HAMELIA PATENS, Scarlet-Bush, stipules

Back in 2008 a Maya lady who seemed to know her medicinal plants, in the little Maya village of Sabacché bit south of Mérida, told us that Scarlet-Bush was medicinal, and she told how to brew a curing tea with leaves of Scarlet-Bush, Pomegranate and Guava. However, this local man with his foot-cure in Yaxunah didn't bring leaves of Pomegranate and Guava to brew with the Scarlet-Bush's leaves, but rather a foot-long leaf of Aloe Vera, called Sábila here. I was a little surprised that his Maya cure included Aloe Vera because that species is native to Africa (even Pomegranates are from Asia).

This time, for my friend's foot ailment, the Scarlet-Bush's leaves were cut into small pieces with a pocketknife, a little water was added, and the leaves in the bowl's bottom were crushed with his finger. Then the green jelly inside the aloe leaf was scraped into the bowl and the whole thing stirred up. The resulting runny emulsion was used to wash my friend's foot sores.
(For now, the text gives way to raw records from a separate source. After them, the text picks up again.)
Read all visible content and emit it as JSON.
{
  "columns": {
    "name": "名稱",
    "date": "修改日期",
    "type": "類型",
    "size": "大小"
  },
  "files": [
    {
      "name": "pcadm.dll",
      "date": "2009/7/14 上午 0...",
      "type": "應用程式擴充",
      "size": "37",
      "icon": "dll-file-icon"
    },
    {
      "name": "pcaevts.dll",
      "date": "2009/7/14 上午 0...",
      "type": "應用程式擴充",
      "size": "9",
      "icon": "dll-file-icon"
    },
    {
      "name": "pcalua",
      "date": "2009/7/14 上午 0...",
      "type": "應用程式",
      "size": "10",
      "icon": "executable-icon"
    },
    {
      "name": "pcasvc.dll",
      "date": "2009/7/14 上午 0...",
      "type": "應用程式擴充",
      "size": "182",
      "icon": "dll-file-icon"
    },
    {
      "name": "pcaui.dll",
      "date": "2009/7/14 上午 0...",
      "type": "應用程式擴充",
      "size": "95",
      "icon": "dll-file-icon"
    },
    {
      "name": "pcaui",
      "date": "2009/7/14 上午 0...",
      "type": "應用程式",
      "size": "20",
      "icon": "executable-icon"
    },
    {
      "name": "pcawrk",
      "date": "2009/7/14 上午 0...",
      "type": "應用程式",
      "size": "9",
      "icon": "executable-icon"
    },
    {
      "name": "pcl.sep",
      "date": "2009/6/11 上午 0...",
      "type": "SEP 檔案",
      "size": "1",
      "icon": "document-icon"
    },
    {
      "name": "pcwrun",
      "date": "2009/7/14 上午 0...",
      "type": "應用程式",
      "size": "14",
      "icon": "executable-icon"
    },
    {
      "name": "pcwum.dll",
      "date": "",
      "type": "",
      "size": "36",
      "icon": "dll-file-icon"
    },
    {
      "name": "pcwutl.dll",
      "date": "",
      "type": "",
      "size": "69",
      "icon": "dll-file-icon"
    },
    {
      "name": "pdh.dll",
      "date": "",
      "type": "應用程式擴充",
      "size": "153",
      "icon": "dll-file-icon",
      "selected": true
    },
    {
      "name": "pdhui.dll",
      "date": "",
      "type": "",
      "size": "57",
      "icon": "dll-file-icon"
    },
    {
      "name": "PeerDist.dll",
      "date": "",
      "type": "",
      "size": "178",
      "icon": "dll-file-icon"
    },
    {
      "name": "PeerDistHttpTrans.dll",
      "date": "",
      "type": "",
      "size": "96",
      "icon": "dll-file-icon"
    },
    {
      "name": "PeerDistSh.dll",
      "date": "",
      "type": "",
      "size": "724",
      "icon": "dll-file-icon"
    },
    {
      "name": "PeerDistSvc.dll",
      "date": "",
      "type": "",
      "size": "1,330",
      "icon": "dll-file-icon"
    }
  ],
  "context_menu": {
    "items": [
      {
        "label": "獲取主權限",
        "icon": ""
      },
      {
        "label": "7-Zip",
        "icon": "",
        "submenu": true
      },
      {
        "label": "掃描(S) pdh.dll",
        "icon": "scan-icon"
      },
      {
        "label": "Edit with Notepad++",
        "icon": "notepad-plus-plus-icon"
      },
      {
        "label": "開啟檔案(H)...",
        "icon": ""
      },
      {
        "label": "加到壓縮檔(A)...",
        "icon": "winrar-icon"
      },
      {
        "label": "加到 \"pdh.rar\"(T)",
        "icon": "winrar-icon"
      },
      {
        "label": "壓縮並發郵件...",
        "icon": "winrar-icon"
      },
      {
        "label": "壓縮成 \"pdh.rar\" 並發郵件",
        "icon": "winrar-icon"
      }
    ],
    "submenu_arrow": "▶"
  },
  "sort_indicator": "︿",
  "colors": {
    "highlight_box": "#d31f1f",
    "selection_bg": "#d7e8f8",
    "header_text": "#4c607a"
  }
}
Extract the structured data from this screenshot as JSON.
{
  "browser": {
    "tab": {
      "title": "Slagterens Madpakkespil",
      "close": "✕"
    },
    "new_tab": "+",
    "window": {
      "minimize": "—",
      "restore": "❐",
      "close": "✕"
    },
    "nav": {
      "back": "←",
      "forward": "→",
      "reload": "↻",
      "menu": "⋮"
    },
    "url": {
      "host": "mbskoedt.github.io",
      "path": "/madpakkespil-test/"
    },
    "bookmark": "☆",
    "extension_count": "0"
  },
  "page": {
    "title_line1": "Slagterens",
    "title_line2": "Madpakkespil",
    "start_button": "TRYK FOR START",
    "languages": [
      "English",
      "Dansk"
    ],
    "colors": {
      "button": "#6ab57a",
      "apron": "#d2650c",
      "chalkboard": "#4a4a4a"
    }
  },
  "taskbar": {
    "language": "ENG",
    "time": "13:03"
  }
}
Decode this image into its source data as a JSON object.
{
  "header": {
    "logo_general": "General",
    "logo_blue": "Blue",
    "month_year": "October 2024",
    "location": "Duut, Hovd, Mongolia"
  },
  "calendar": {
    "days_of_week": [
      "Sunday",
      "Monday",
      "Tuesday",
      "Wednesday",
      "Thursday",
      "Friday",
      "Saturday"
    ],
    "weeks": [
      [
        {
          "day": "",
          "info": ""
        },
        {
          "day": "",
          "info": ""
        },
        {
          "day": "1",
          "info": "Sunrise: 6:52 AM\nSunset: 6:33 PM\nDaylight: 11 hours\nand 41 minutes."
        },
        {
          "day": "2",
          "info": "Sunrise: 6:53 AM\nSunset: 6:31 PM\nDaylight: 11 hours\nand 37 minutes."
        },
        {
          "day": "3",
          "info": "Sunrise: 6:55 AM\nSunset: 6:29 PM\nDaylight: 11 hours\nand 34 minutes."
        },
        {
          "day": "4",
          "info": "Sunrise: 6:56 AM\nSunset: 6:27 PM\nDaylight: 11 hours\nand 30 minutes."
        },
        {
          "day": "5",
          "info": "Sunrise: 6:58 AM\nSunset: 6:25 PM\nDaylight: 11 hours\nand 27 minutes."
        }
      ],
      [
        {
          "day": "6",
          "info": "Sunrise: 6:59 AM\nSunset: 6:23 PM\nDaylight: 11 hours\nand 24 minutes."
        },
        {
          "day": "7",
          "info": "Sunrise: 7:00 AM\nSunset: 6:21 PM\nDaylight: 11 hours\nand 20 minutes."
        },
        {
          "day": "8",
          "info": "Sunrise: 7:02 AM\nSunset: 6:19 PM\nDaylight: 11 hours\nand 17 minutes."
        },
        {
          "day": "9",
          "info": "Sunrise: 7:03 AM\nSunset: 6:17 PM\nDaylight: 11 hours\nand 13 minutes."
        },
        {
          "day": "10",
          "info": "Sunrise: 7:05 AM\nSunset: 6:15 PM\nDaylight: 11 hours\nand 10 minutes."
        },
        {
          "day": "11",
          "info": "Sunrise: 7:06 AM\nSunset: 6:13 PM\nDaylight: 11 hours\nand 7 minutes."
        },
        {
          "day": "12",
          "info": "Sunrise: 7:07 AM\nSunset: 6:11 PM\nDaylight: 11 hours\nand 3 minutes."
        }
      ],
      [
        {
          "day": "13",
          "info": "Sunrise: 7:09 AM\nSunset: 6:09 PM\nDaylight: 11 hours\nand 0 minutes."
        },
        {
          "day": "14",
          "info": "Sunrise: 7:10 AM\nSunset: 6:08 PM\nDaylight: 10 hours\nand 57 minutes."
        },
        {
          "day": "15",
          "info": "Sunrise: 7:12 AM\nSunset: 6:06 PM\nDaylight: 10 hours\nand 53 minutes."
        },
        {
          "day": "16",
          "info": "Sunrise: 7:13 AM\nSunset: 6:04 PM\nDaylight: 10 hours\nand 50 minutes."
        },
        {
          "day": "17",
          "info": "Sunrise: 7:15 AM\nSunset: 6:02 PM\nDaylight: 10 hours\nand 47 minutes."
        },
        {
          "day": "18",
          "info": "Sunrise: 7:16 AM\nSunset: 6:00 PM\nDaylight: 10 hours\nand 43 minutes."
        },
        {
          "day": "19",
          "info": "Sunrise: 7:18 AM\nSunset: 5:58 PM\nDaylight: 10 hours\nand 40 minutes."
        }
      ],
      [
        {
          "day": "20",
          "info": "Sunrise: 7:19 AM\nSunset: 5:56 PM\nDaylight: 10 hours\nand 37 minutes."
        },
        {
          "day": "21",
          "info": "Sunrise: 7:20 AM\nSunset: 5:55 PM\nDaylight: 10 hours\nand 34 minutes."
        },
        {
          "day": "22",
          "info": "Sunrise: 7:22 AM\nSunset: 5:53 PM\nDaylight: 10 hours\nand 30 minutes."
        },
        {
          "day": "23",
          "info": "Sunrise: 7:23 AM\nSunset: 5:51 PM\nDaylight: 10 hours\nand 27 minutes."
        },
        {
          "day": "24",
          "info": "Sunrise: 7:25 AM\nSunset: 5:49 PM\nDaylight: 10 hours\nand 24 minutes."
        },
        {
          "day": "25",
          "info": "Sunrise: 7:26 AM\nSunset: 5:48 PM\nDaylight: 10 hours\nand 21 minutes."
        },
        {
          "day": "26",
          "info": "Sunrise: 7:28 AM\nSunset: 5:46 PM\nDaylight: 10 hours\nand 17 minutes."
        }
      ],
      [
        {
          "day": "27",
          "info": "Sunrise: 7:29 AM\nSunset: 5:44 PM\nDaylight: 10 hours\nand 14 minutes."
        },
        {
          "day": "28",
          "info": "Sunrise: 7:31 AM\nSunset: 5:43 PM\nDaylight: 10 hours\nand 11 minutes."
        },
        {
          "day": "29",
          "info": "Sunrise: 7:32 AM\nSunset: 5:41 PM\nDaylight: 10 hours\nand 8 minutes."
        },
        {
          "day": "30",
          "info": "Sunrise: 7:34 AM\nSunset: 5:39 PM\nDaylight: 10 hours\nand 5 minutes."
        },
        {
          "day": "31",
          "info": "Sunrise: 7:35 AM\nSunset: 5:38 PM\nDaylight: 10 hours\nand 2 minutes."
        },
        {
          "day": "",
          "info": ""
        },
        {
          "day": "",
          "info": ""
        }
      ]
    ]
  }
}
After several days of daily treatment my friend didn't see any improvement. One wonders whether if Pomegranate and Guava leaves had accompanied the Scarlet-Bush's leaves the treatment would have worked.

Whatever the case, the other day a Maya lecturer spoke to the group of US and Maya students attending the month-long ethnobotany workshop being conducted here at Yaxunah Community Center. After describing how the Maya use natural indicators to forecast the weather -- for example, how drought can be foreseen in the diminished flowering and fruiting of the Ceiba and Bec trees, and in details of the construction of the Altamira Oriole's pendulous nests -- the lecturer asked the three Maya students whether they'd been taught any of these techniques. Two students said that they'd heard nothing about them, while the third said he'd been taught some of the information, but not all.

During the following discussion of how such important knowledge is being lost, the student who'd learned a little from his family said this:

"My impression is that nowadays some of the old people in our community still know all these things. However, middle-aged people like our parents may have heard about the techniques, and sometimes try to use them, but often they get the details wrong and end up making mistakes. And then kids in our age-group don't hardly know any of the old knowledge."

That's what I've seen in the Maya communities I've stayed in, and maybe that explains why our Scarlet-Bush-leaf cure didn't produce the desired effects. Our volunteer healer had been middle-aged, so maybe he'd remembered that Scarlet-Bush leaves are good for skin sores, but never had learned the details that make the treatment work.